What you cook needn’t look perfect

What you cook needn’t look perfect

Unless you’re competing in a high-stakes cooking competition, there are times when what you cook needn’t look perfect, and it’s a good thing because some things in the kitchen are hard to get right.

The Japanese have a term for something that has been broken and mended and is revered for being more beautiful for the journey: kintsukuroi. And that is a fitting term for my bread sticks.

You know the bread sticks you get at Olive Garden, all exactly the same size and shape and glowing with garlicky goodness? I wanted to pull that off at home, and the first attempt looked ridiculous.

Most of the bread sticks weren’t sticks at all but looked more like mateless socks with mashed potatoes in them. They tasted fine, and no one was looking so they were eaten up, but a person can’t help but feel like the project was a failure when the end product is so very sorry looking.

Of course, the restaurant has their bread sticks made at a bread stick factory with bread stick molds and robot butter applicators. I’m not investing in all that.

The next batch looked much better because my wife made them. There were different sizes and shapes, but they were identifiable, soft and buttery. With mismatched shapes and sizes in bread baking, we use the term, “artisanal,” unless we are in Japan, in which case I guess you say “kintsukuroi.”

Every time I make marinara sauce, the best part is tasting it to check progress. I usually end up eating a cup of the stuff from a teaspoon because it’s just that good, but if you get these bread sticks done ahead of time, you can dip them into the pot for tasting and likely won’t even need any dinner.

When you roll these into their little stick shapes, be careful not to use flour on your counter or board. You need the dough to grab the counter surface and your hands a bit to accomplish rolling, and flour will just make everything slide around rather than roll into a sausage shape.

Remember, even if they look bad, they’ll still dip into your tomato sauce just fine. If you do these with a heavy stand mixer, let the machine do the kneading. Otherwise, you’ll need about five to 10 minutes of hand kneading.


1 cup warm water, about 110 F

1 1/2 teaspoons active dry yeast

2 tablespoons sugar

3 tablespoons butter, melted

1 3/4 teaspoons kosher salt

About 3 1/2 cups unbleached bread flour

For brushing:

2 tablespoons butter, melted

1/2 teaspoon kosher salt

1/4 teaspoon garlic powder

In the bowl of your mixer, place the water, yeast, sugar, salt and melted butter. With the dough hook attachment and the mixer running on low speed, add the flour in batches, being careful at the end not to add too much. You want a sticky dough. Kick up the speed a notch and let the mixer knead the dough for 7 minutes. If you mix the dough by hand, knead the dough on your counter for about the same amount of time, until it is smooth and elastic.

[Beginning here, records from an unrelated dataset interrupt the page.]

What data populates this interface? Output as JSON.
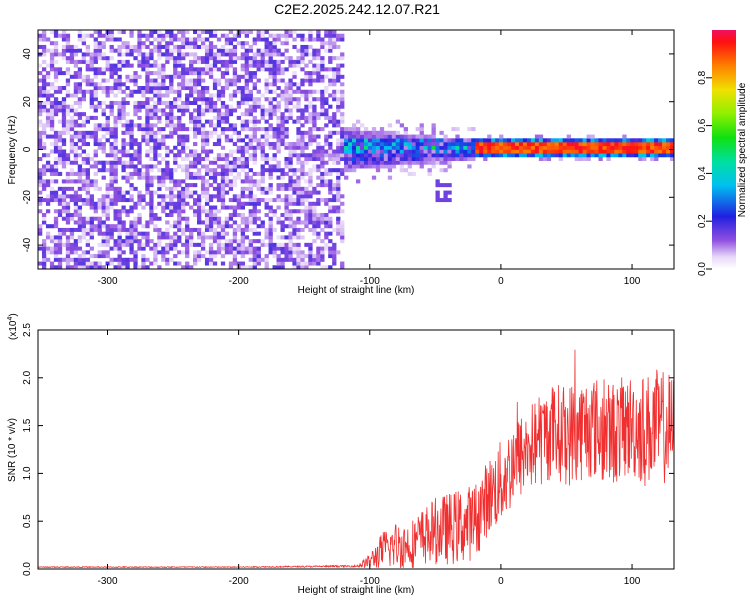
{
  "title": "C2E2.2025.242.12.07.R21",
  "chart_data": [
    {
      "type": "heatmap",
      "title": "C2E2.2025.242.12.07.R21",
      "xlabel": "Height of straight line (km)",
      "ylabel": "Frequency (Hz)",
      "xlim": [
        -353,
        132
      ],
      "ylim": [
        -50,
        50
      ],
      "xticks": [
        -300,
        -200,
        -100,
        0,
        100
      ],
      "yticks": [
        -40,
        -20,
        0,
        20,
        40
      ],
      "xtick_labels": [
        "-300",
        "-200",
        "-100",
        "0",
        "100"
      ],
      "ytick_labels": [
        "-40",
        "-20",
        "0",
        "20",
        "40"
      ],
      "colorbar": {
        "label": "Normalized spectral amplitude",
        "range": [
          0,
          1
        ],
        "ticks": [
          0.0,
          0.2,
          0.4,
          0.6,
          0.8
        ],
        "tick_labels": [
          "0.0",
          "0.2",
          "0.4",
          "0.6",
          "0.8"
        ]
      },
      "regions": [
        {
          "name": "noise",
          "x_range": [
            -353,
            -120
          ],
          "freq_range": [
            -50,
            50
          ],
          "amplitude": 0.12
        },
        {
          "name": "transition",
          "x_range": [
            -120,
            -20
          ],
          "freq_range": [
            -12,
            12
          ],
          "amplitude": 0.3
        },
        {
          "name": "echo",
          "x_range": [
            -20,
            132
          ],
          "freq_center": 1,
          "freq_halfwidth": 2.5,
          "amplitude": 0.95
        }
      ]
    },
    {
      "type": "line",
      "xlabel": "Height of straight line (km)",
      "ylabel": "SNR (10 * v/v)",
      "ymult": "(x10",
      "ymult_exp": "4",
      "ymult_close": ")",
      "xlim": [
        -353,
        132
      ],
      "ylim": [
        0,
        2.5
      ],
      "xticks": [
        -300,
        -200,
        -100,
        0,
        100
      ],
      "yticks": [
        0.0,
        0.5,
        1.0,
        1.5,
        2.0,
        2.5
      ],
      "xtick_labels": [
        "-300",
        "-200",
        "-100",
        "0",
        "100"
      ],
      "ytick_labels": [
        "0.0",
        "0.5",
        "1.0",
        "1.5",
        "2.0",
        "2.5"
      ],
      "color": "#f03030",
      "series": [
        {
          "name": "SNR",
          "x": [
            -353,
            -200,
            -110,
            -100,
            -90,
            -80,
            -70,
            -60,
            -50,
            -40,
            -30,
            -20,
            -10,
            0,
            10,
            20,
            30,
            40,
            50,
            60,
            70,
            80,
            90,
            100,
            110,
            120,
            132
          ],
          "mean": [
            0.02,
            0.02,
            0.03,
            0.08,
            0.2,
            0.25,
            0.25,
            0.33,
            0.4,
            0.42,
            0.45,
            0.5,
            0.75,
            0.9,
            1.1,
            1.25,
            1.35,
            1.45,
            1.4,
            1.45,
            1.5,
            1.4,
            1.45,
            1.5,
            1.45,
            1.5,
            1.45
          ],
          "spread": [
            0.005,
            0.005,
            0.01,
            0.08,
            0.2,
            0.25,
            0.25,
            0.3,
            0.35,
            0.38,
            0.4,
            0.4,
            0.4,
            0.45,
            0.45,
            0.45,
            0.5,
            0.5,
            0.55,
            0.55,
            0.55,
            0.55,
            0.55,
            0.55,
            0.6,
            0.6,
            0.6
          ]
        }
      ]
    }
  ]
}
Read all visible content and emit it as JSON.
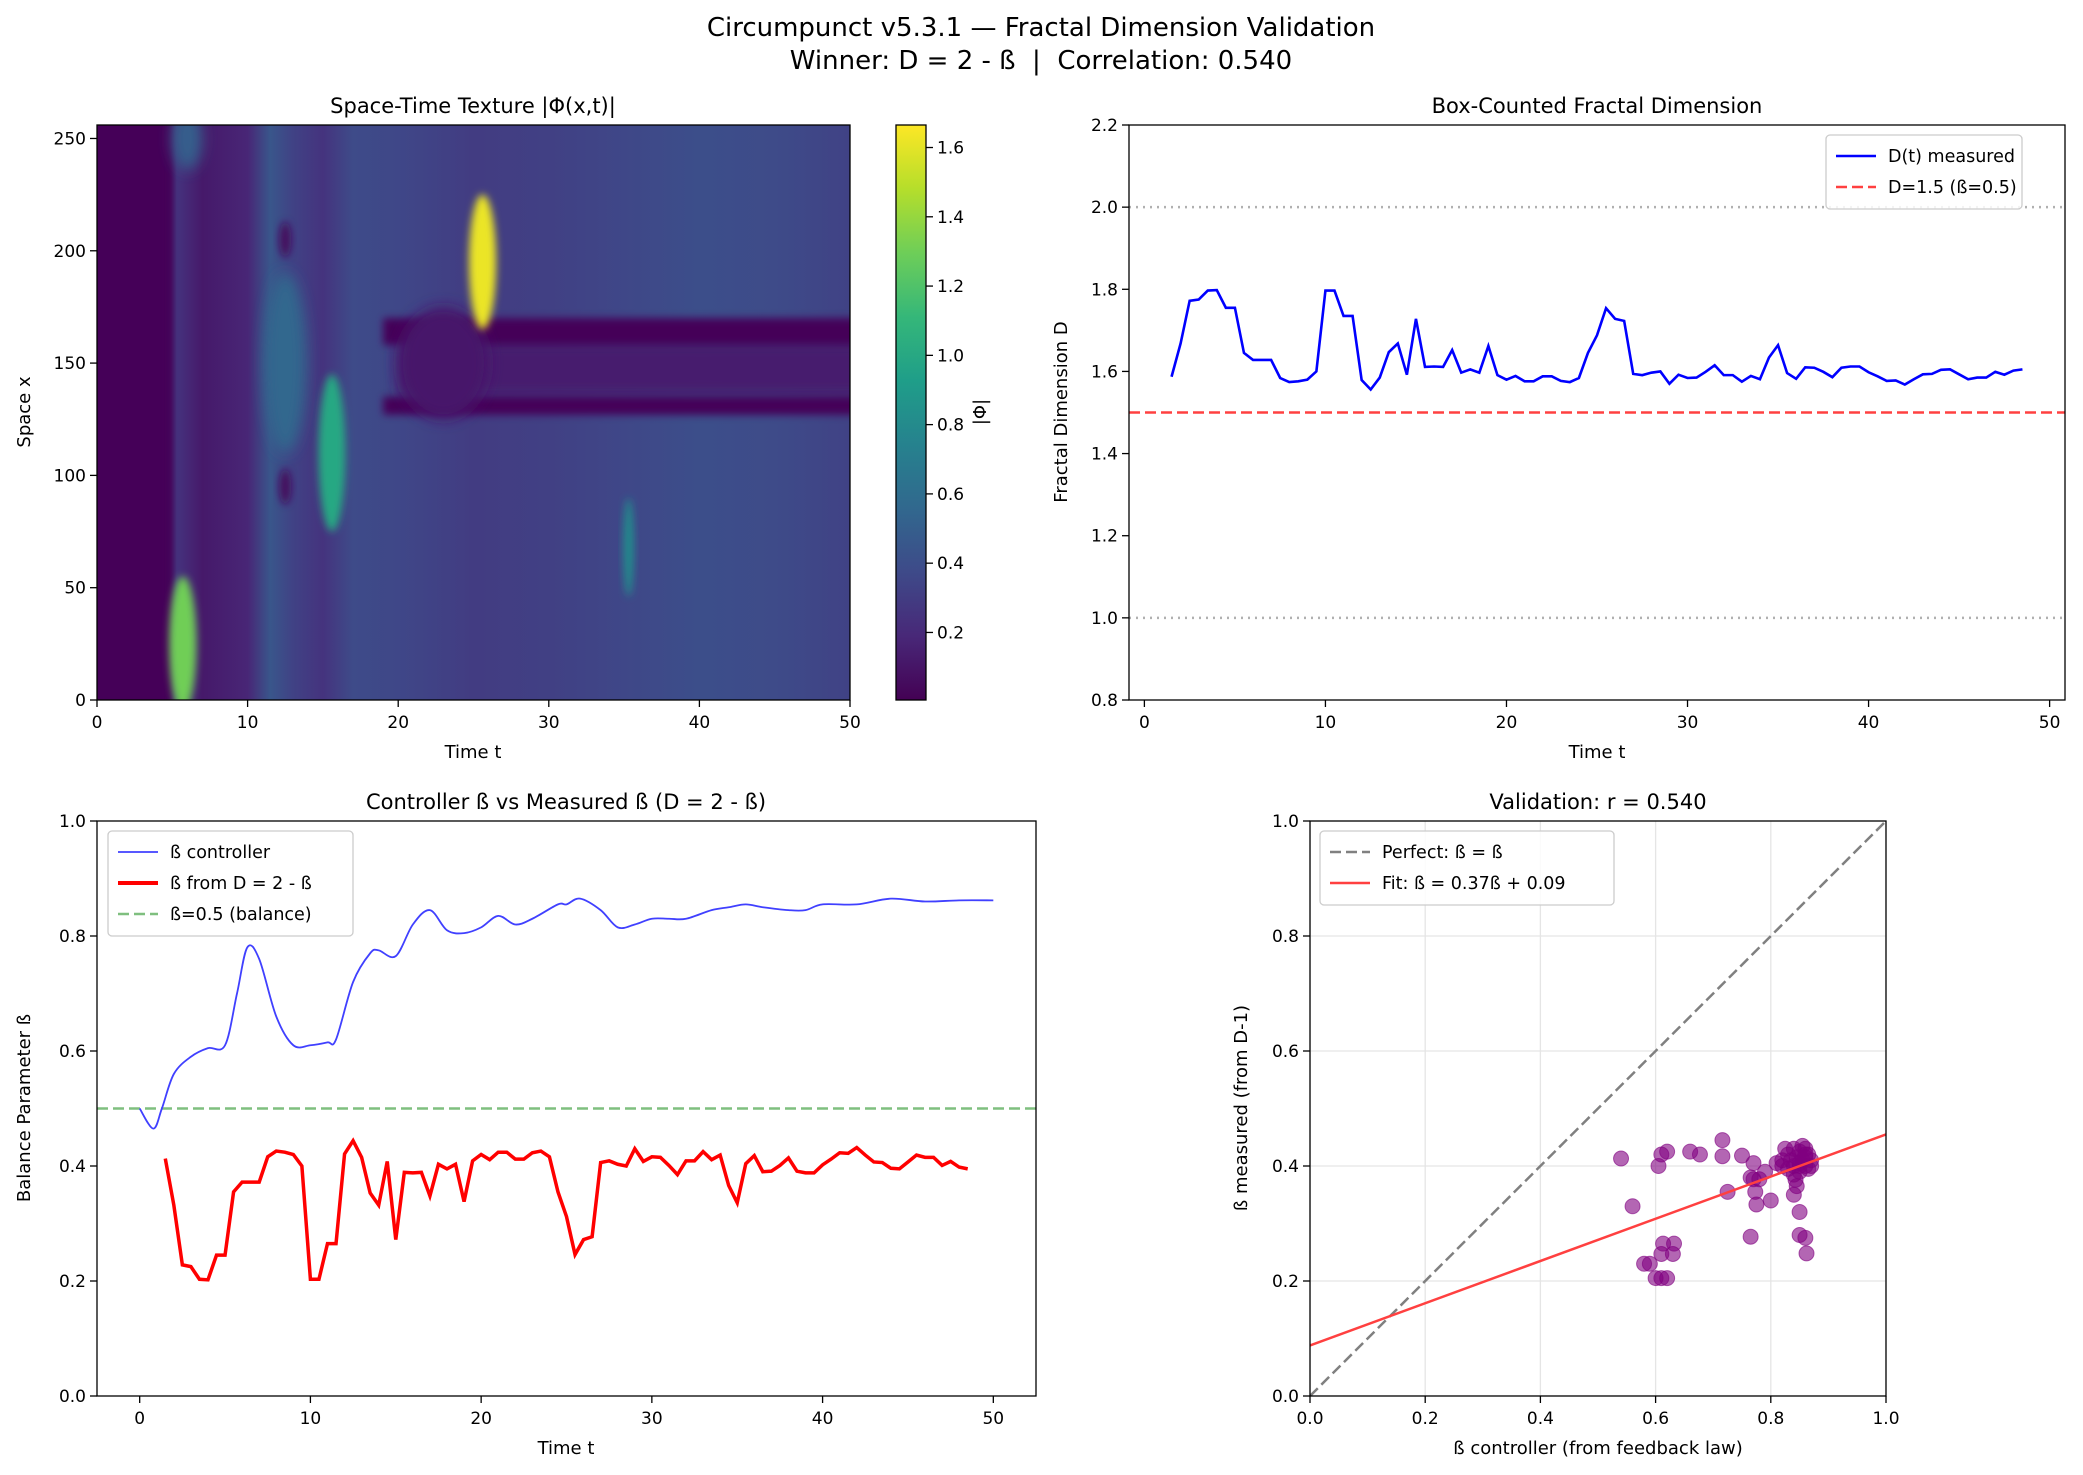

Place the dough in an oiled bowl and cover with plastic wrap. Allow to raise for about 1 1/2 hours or until doubled.

Divide the dough into 12 equal portions, then roll each piece of dough into a 7-inch-long log. Place the logs on parchment paper lined baking sheets and let rise again for another hour.

Preheat your oven to 400 F and bake for 12 minutes. Remove from the oven and brush them right away with the melted butter, then sprinkle with the salt and garlic powder.